Scores missing after Indian Ocean sinking

Search resumes for those missing after boat carrying about 200 suspected asylum seekers bound for Australia capsizes.

    Authorities say that the prospect of finding anyone else alive was looking 'increasingly grim' [EPA]
    Authorities say that the prospect of finding anyone else alive was looking 'increasingly grim' [EPA]

    Merchant and navy ships and five aircraft have resumed the search for almost 100 people missing in the Indian Ocean, a day after a crowded refugee boat capsized between Indonesia and Australia's Christmas Island territory.

    Australian Home Affairs Minister Jason Clare said 109 people had been rescued, including a 13-year-old boy, with three dead bodies pulled from the water, around 200km north of Christmas Island.

    As rescue efforts continued on Friday, Clare said the prospect of finding anyone else alive was looking "increasingly grim".

    "A surveillance plane has seen more debris and lifejackets in the water. Some are floating on their own, some of them that have people wearing them, and they have identified more bodies in the water," he told Sky News.

    "Unfortunately, I can't report that any more survivors were seen alive in the water at this time.

    Julia Gillard, Australia's prime minister, attending the UN Rio summit in Brazil, said she had spoken to Susilo Bambang Yudhoyono, Indonesia's president, about the details surrounding the tragedy.


    'Large loss of life'

    "At this stage details are sketchy, but what is apparent is that there has been a large loss of life at sea," Gillard told reporters in Rio de Janeiro.

    Customs said on Thursday that a border patrol aircraft spotted the vessel in distress in Indonesia's search and rescue zone at about 05:00 GMT and "it is believed up to 200 people could be on board".

    So far this year, 62 vessels carrying 4,484 boatpeople have been intercepted off Australia.

    Arrivals have increased steadily since Australia was forced to abandon a so-called "people swap" deal with Malaysia by its high court last year and roll back its mandatory detention policy for boatpeople.

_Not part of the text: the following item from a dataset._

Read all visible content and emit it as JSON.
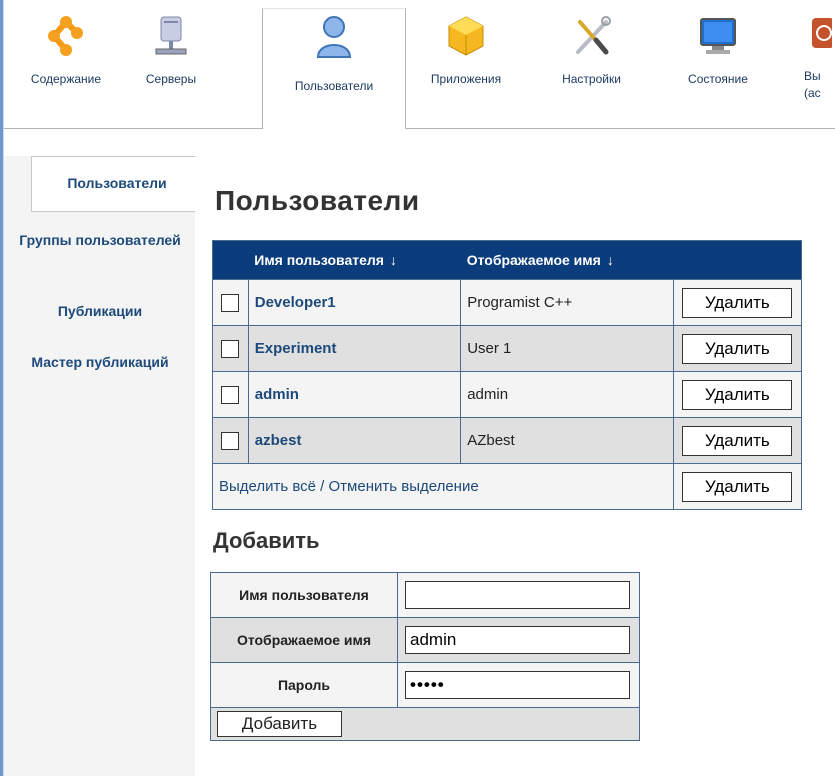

    The government has had to release hundreds of asylum-seekers into the community while their applications are processed due to the strain on detention centres, the budget for which has now spiralled above US$1 billion

    Refugees seeking asylum in Australia often set sail from Indonesia heading for Australia's Indian Ocean territory of Christmas Island in dangerous and overcrowded boats with the help of people smugglers.

    In December 2011, as many as 200 died when an overcrowded boat sank off the coast of East Java. In 2010, 50 asylum seekers died when their boat was thrown onto rocks at Christmas Island. In 2001, a crowded boat known as the SIEV X sank on its way to Australia with the loss of 350 lives.